Hubble shines a light on dimmest stars in the universe
Astronomers have captured rare images of the faintest stars in the galaxy - the burnt-out relics of ancient celestial objects that formed many billions of years ago.
The stars were photographed by the Hubble Space Telescope, which took the images by studying the same tiny patch of sky for more than 75 hours, gathering 378 overlapping images. They are the dimmest stars ever seen in a globular cluster - spherical concentrations of hundreds of thousands of stars - and they offer astronomers a valuable insight into the types of stars that existed in the early universe.

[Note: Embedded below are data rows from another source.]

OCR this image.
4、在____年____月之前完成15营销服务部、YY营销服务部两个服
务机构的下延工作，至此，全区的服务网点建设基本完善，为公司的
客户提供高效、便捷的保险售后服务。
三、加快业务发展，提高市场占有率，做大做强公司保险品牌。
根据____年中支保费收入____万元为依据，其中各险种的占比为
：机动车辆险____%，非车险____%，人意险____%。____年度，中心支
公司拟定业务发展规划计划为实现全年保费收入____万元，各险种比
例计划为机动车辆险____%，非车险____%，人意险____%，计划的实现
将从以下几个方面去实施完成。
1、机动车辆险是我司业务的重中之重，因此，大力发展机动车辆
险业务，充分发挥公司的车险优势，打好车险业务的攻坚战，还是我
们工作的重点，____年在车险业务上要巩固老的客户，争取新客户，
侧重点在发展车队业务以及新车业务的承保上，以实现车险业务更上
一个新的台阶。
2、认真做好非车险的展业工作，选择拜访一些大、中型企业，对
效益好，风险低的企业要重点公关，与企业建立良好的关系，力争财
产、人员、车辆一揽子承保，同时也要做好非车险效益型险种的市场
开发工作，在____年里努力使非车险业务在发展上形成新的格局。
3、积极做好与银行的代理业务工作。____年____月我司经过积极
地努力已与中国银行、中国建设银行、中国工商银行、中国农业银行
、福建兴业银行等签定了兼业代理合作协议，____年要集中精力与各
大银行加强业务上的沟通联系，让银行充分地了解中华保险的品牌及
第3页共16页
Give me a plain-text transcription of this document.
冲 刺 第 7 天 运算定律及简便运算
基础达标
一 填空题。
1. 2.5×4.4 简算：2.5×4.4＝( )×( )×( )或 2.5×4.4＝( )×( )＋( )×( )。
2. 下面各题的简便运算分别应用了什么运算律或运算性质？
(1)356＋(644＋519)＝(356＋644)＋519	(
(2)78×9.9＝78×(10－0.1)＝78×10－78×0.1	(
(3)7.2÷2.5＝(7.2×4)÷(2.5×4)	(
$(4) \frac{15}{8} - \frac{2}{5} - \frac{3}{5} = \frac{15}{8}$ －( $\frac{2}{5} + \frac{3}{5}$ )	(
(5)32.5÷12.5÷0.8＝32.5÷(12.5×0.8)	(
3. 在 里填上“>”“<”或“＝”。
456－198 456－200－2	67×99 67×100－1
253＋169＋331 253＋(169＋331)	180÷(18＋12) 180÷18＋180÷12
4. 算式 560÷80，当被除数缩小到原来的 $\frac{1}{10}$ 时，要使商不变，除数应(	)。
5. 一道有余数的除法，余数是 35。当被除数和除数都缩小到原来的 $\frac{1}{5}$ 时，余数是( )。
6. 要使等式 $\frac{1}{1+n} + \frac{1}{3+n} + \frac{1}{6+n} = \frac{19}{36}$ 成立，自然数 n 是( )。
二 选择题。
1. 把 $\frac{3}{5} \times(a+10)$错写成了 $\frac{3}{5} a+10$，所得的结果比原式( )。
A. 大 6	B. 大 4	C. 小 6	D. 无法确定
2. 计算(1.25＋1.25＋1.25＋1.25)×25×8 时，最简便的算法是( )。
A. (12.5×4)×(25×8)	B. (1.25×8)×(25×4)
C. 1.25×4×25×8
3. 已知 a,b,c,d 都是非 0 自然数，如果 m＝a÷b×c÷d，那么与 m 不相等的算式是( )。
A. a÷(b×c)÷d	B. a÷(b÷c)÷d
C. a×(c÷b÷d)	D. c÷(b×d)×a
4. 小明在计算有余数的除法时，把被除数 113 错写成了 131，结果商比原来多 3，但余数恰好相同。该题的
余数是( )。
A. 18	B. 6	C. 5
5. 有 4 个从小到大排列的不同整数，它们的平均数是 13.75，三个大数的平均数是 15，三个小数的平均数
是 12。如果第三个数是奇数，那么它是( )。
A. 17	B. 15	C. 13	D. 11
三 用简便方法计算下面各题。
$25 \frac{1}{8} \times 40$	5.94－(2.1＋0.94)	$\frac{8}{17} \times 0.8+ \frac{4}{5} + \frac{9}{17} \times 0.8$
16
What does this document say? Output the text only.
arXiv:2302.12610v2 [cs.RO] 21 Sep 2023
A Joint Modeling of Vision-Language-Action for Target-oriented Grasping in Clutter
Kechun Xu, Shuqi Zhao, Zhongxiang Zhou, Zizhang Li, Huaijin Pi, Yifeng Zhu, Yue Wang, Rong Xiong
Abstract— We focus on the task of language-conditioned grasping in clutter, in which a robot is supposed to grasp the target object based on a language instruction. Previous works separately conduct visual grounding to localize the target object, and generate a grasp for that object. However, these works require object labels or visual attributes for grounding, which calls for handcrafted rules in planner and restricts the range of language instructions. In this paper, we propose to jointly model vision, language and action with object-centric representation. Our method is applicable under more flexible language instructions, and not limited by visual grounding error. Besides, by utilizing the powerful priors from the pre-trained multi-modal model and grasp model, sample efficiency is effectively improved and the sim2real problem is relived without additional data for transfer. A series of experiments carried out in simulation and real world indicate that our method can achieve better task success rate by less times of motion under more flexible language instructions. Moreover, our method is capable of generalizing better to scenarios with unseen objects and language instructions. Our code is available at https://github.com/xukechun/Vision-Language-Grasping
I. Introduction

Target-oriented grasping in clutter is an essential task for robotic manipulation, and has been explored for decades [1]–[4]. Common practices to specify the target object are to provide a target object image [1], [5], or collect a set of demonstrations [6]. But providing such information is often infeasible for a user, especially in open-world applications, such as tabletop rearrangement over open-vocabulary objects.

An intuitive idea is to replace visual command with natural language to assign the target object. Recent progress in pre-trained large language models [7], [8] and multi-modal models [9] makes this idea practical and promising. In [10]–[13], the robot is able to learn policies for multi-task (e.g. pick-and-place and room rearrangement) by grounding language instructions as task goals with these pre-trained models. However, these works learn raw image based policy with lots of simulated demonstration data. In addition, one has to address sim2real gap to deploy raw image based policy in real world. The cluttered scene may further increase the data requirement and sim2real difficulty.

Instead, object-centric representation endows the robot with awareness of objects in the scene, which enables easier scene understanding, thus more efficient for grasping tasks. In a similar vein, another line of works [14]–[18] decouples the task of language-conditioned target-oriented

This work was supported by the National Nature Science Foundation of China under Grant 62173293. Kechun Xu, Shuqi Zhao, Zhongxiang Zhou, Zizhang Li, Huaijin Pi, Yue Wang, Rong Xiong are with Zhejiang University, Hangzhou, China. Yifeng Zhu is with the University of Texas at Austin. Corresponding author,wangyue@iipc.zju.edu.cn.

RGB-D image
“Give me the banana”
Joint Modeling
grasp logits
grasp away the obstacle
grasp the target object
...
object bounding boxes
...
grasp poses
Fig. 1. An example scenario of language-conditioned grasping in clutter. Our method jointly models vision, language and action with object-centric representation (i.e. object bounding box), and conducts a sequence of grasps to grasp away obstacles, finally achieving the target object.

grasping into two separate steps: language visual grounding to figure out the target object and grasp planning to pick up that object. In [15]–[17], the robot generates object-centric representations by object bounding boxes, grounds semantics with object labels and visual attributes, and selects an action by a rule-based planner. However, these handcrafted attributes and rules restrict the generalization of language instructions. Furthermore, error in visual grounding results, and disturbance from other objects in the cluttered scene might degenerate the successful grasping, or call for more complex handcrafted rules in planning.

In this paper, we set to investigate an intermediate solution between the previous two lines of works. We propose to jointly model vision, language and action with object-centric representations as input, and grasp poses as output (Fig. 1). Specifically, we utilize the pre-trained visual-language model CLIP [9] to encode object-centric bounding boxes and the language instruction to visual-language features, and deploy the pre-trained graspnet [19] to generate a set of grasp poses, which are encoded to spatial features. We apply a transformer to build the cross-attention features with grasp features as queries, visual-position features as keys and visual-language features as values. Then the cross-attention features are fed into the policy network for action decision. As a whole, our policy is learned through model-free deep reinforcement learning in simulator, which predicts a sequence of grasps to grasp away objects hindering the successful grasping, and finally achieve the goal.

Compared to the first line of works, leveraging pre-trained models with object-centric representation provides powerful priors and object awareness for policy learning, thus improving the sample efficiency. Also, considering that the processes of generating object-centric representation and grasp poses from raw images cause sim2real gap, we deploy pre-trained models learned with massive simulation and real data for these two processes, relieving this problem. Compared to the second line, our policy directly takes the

The images represent a stunning technological achievement, according to Professor Harvey Richer of the University of British Columbia in Vancouver. "The light from these faint stars is so dim that it is equivalent to that produced by a birthday candle on the Moon," he said. "These stars, which died long ago, were among the first to have formed in the universe. Pinning down their age narrows down the age range of the universe."
The pictures show red dwarfs, which are powered by nuclear fusion, and white dwarfs, when the star has died and fusion has stopped. White dwarfs glow dimly for billions of years. He said many of the stars in this globular cluster, NGC 6397, - one of about 150 in the Milky Way galaxy - have run out of the hydrogen fuel that sustains nuclear reactions of ordinary stars such as the Sun.
The stars in the globular cluster NGC 6397, which is 8,500 light years away, are estimated to be nearly 12 billion years old, two billion years younger than the universe.